Last week I had brekkie at Auction Rooms with a friend of mine. I normally have the Shady Deal, or maybe muesli there, but that morning I opted for Auction Rooms’ three grain porridge with rhubarb (see the pic above). On the page, it sounded extremely similar to Di Bella’s five grain porridge with rhubarb. In realty it was quite different, with the porridge having a rice grain base and the rhubarb being a rhubarb coulis rather than Di Bella’s stewed stems. Di Bella’s was definitely a better interpretation of this idea, in my view. Auction Rooms’ texture was a bit odd and the edible flowers on top didn’t do much for me. I have no idea whose version came first, or if they even know about this shared menu item.
More importantly though, is that this porridge reminded me of a (very nerdy) interest of mine in the ownership of recipes and culinary ideas. Can you patent a cooking technique? Copyright a recipe? Can you own the intellectual property (IP) in porridge? I did look into this some time ago, when I was back at law school doing a subject called ‘Special Topics in IP’. Seeing those near identical menu descriptions (but quite different executions) reminded me of this interesting concept.
In Australia, I think recipes could meet the requirements of a literary work for copyright purposes. But what does that give you? You write a great recipe. Someone can’t then go and reprint that exact recipe in their cookbook and make lots of money. But what’s to stop them taking your recipe and making it in their restaurant, cashing in on your work in that way instead? Even if that was protected, could you prove it? Do you care if they do it?
Cookbooks have existed since at least the thirteenth century apparently, so there must have been a fair bit of appropriation and outright copying over that time. I mean, there are only so many ways you can make a lemon tart or spaghetti Bolognese. Then there is the question of when something becomes different or original enough to make it your own, for you to be the author or ‘owner’ of it, both legally and/or in the culinary world. If you take someone else’s lemon tart recipe and add ouzo, or a coconut crust, is it then yours?
The same questions, of course, have been debated for a lot longer in the art world. And food can be a type of art form, I think. I know a few art fans (my mum included) who might scoff in horror at that suggestion. I’m not saying my strawberry cupcakes are up there with Monet’s waterlilies. But some of the plates I ate at Attica or Vue de Monde encompassed a true appreciation of colour, line, composition and texture. They were thoughtful, carefully constructed by creative people, sometimes amusing, always surprising. That’s art, isn’t it?
Some things I have read on this suggest there is a sort of unofficial ‘honour code’ between chefs who attribute the source or inspiration of recipes in their own cookbooks.
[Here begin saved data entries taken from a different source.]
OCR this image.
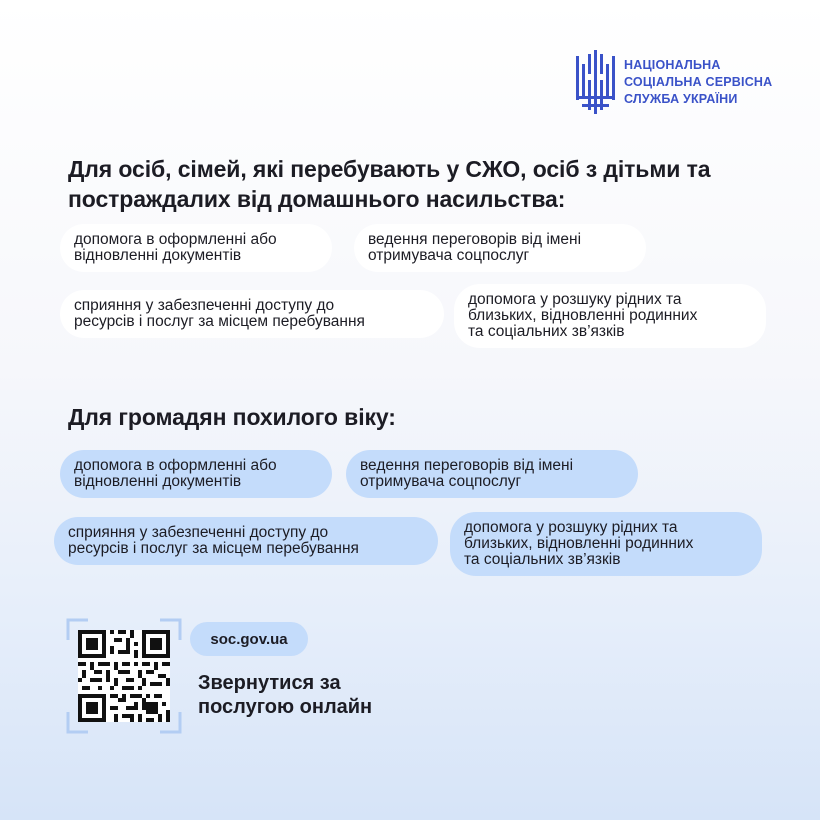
НАЦІОНАЛЬНА
СОЦІАЛЬНА СЕРВІСНА
СЛУЖБА УКРАЇНИ
Для осіб, сімей, які перебувають у СЖО, осіб з дітьми та постраждалих від домашнього насильства:
допомога в оформленні або
відновленні документів
ведення переговорів від імені
отримувача соцпослуг
сприяння у забезпеченні доступу до
ресурсів і послуг за місцем перебування
допомога у розшуку рідних та
близьких, відновленні родинних
та соціальних зв’язків
Для громадян похилого віку:
допомога в оформленні або
відновленні документів
ведення переговорів від імені
отримувача соцпослуг
сприяння у забезпеченні доступу до
ресурсів і послуг за місцем перебування
допомога у розшуку рідних та
близьких, відновленні родинних
та соціальних зв’язків
soc.gov.ua
Звернутися за
послугою онлайн
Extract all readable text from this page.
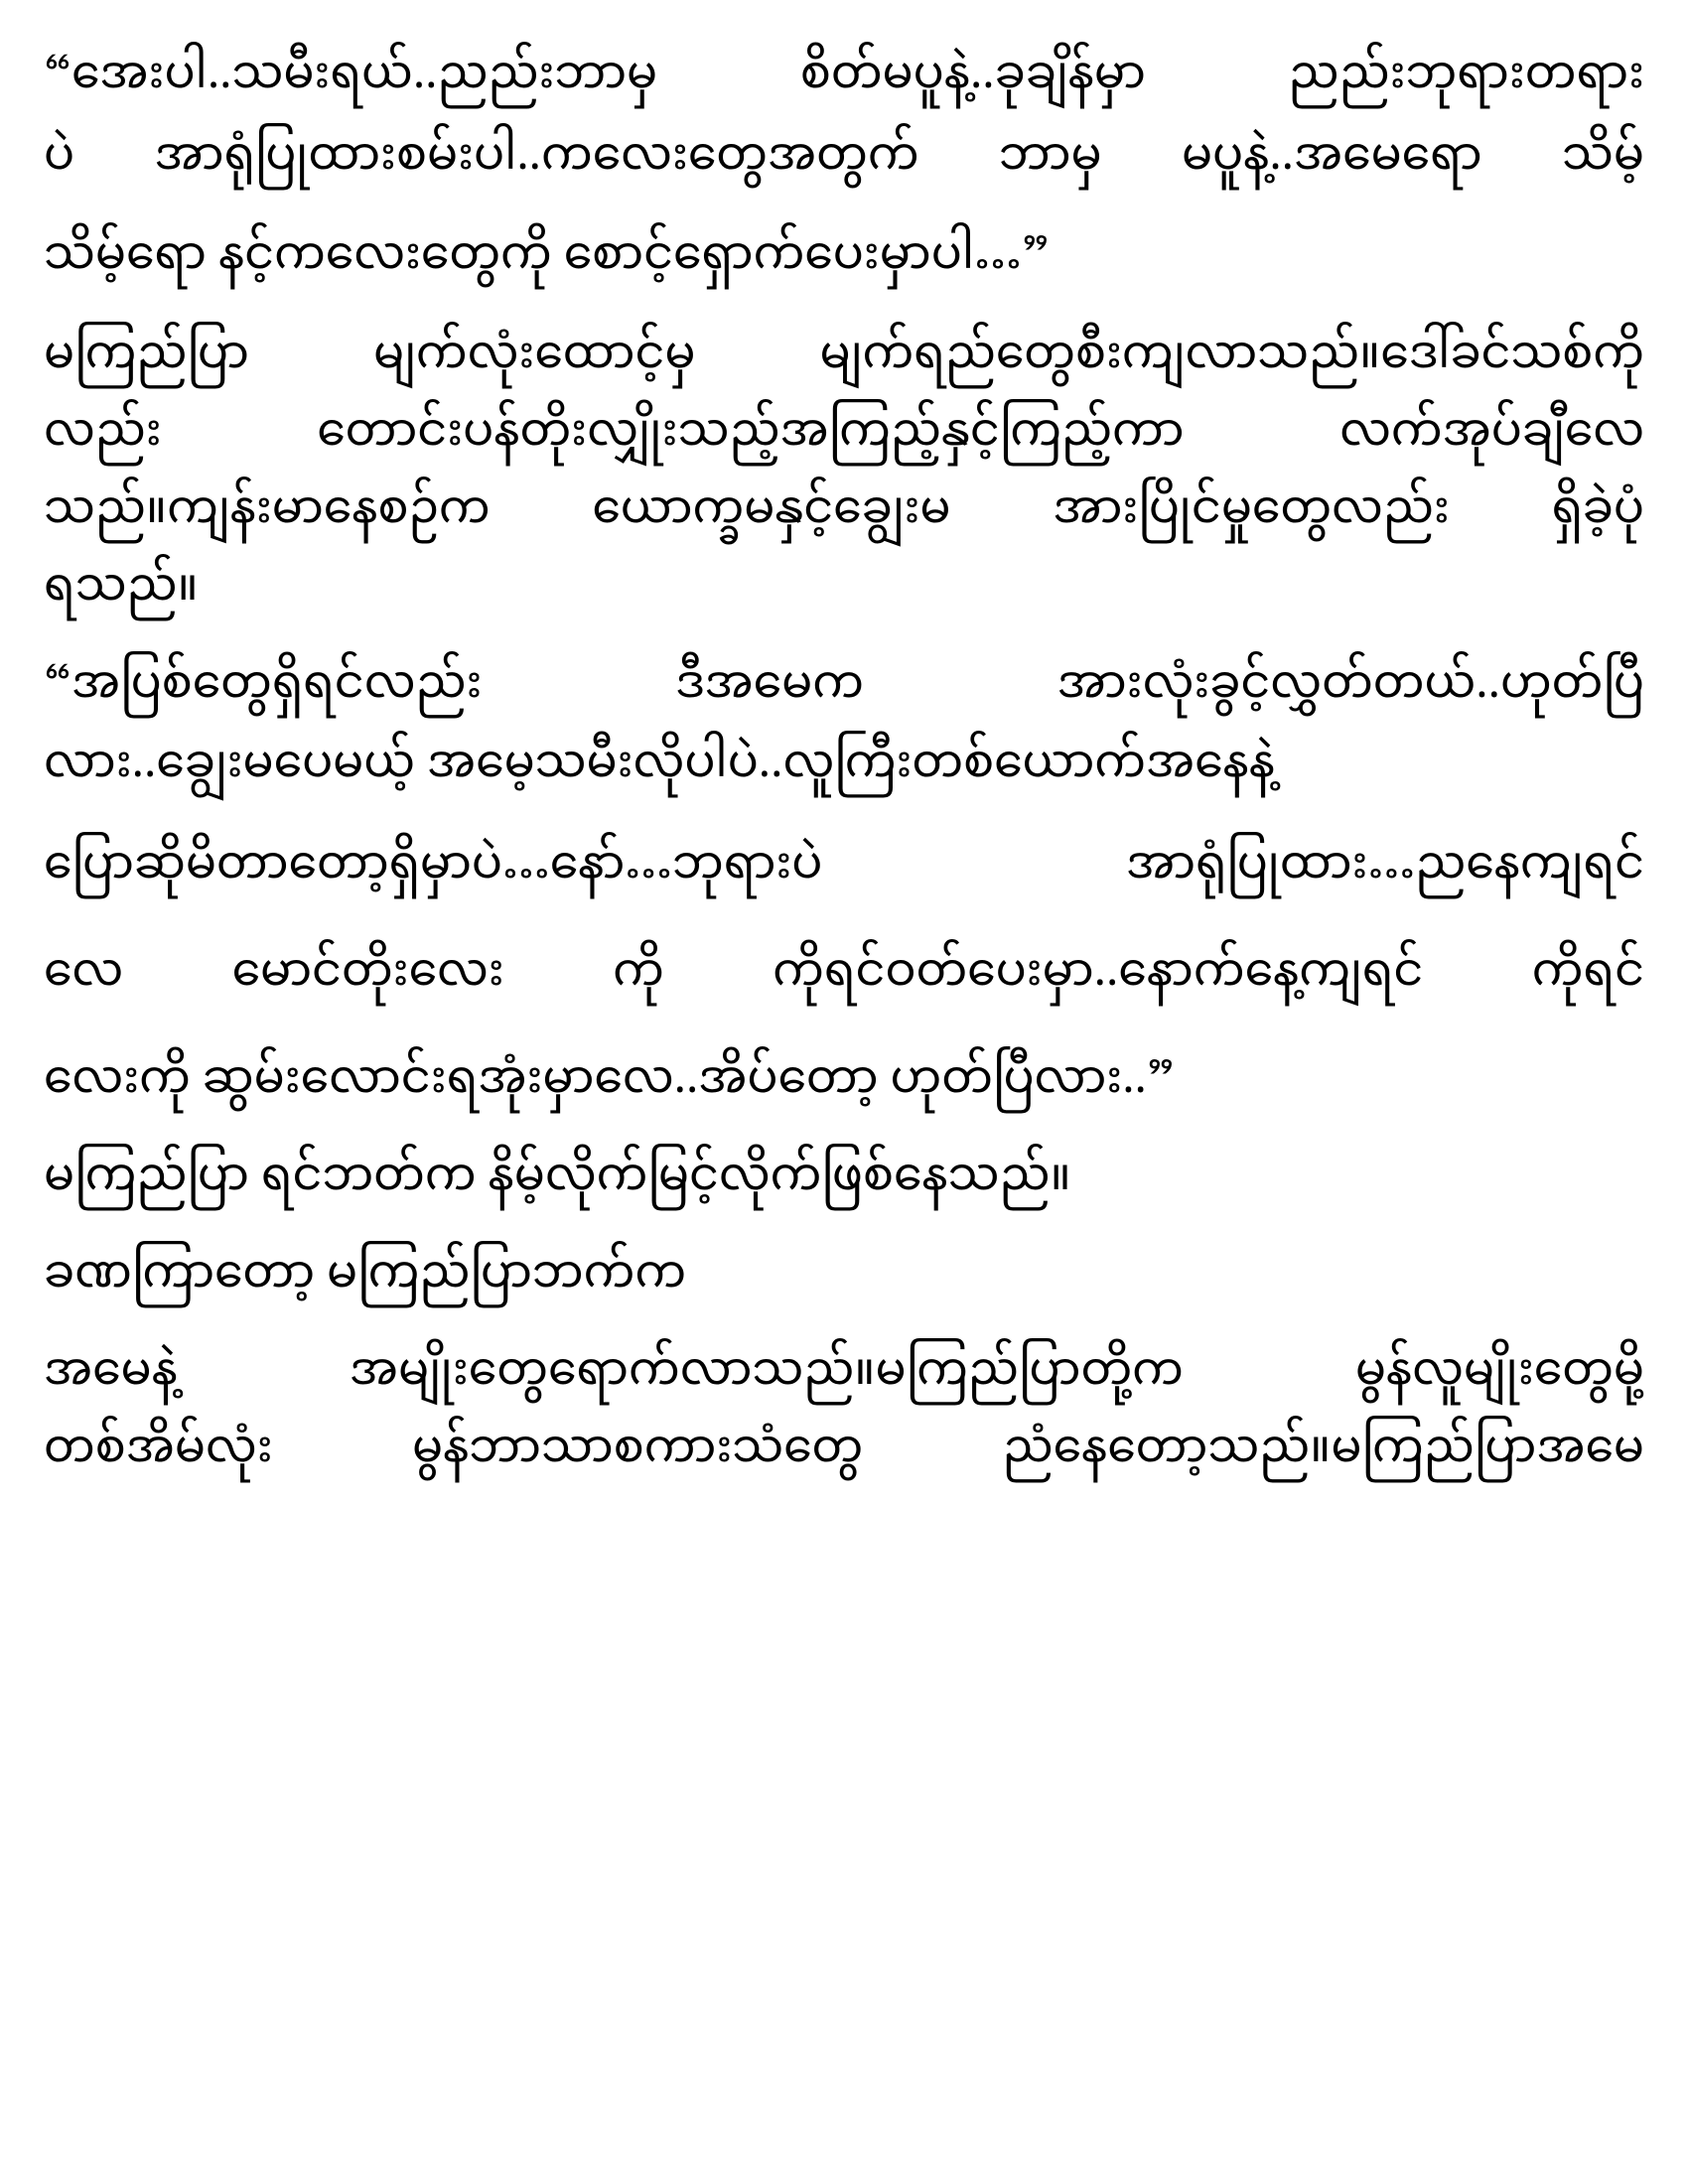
“အေးပါ..သမီးရယ်..ညည်းဘာမှ စိတ်မပူနဲ့..ခုချိန်မှာ ညည်းဘုရားတရား
ပဲ အာရုံပြုထားစမ်းပါ..ကလေးတွေအတွက် ဘာမှ မပူနဲ့..အမေရော သိမ့်
သိမ့်ရော နင့်ကလေးတွေကို စောင့်ရှောက်ပေးမှာပါ…”
မကြည်ပြာ မျက်လုံးထောင့်မှ မျက်ရည်တွေစီးကျလာသည်။ဒေါ်ခင်သစ်ကို
လည်း တောင်းပန်တိုးလျှိုးသည့်အကြည့်နှင့်ကြည့်ကာ လက်အုပ်ချီလေ
သည်။ကျန်းမာနေစဉ်က ယောက္ခမနှင့်ချွေးမ အားပြိုင်မှုတွေလည်း ရှိခဲ့ပုံ
ရသည်။
“အပြစ်တွေရှိရင်လည်း ဒီအမေက အားလုံးခွင့်လွှတ်တယ်..ဟုတ်ပြီ
လား..ချွေးမပေမယ့် အမေ့သမီးလိုပါပဲ..လူကြီးတစ်ယောက်အနေနဲ့
ပြောဆိုမိတာတော့ရှိမှာပဲ…နော်…ဘုရားပဲ အာရုံပြုထား…ညနေကျရင်
လေ မောင်တိုးလေး ကို ကိုရင်ဝတ်ပေးမှာ..နောက်နေ့ကျရင် ကိုရင်
လေးကို ဆွမ်းလောင်းရအုံးမှာလေ..အိပ်တော့ ဟုတ်ပြီလား..”
မကြည်ပြာ ရင်ဘတ်က နိမ့်လိုက်မြင့်လိုက်ဖြစ်နေသည်။
ခဏကြာတော့ မကြည်ပြာဘက်က
အမေနဲ့ အမျိုးတွေရောက်လာသည်။မကြည်ပြာတို့က မွန်လူမျိုးတွေမို့
တစ်အိမ်လုံး မွန်ဘာသာစကားသံတွေ ညံနေတော့သည်။မကြည်ပြာအမေ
Chefs who break these rules and blatantly rip off others’ recipes in their restaurants or cookbooks are shunned, gossiped about and chefs stop sharing or working with them. In a world based on apprenticeships and collaboration, I guess that would be quite effective.
It’s something I have kept in mind in my own handwritten recipe book, where I write down recipes I make regularly. Some are what I would call ‘family recipes’ perhaps original enough to be our own, but many are taken straight from cookbooks. For those I try to write down the source and note any changes to the recipe I make. I know it’s a bit arrogant of me, but I do that in case I ever wanted to publish a cookbook. With these notes I could attribute properly, noting my own innovations along the way.
Is that crazy? I don’t know. I guess it’s partly the lawyer in me. But as chefs push the boundaries on cooking, they innovate with new techniques and the cult of the celebrity chef grows, I think we are going to see a lot more lawyers weighing into the culinary world (and I don’t just mean at their usual table at Bistro Vue!).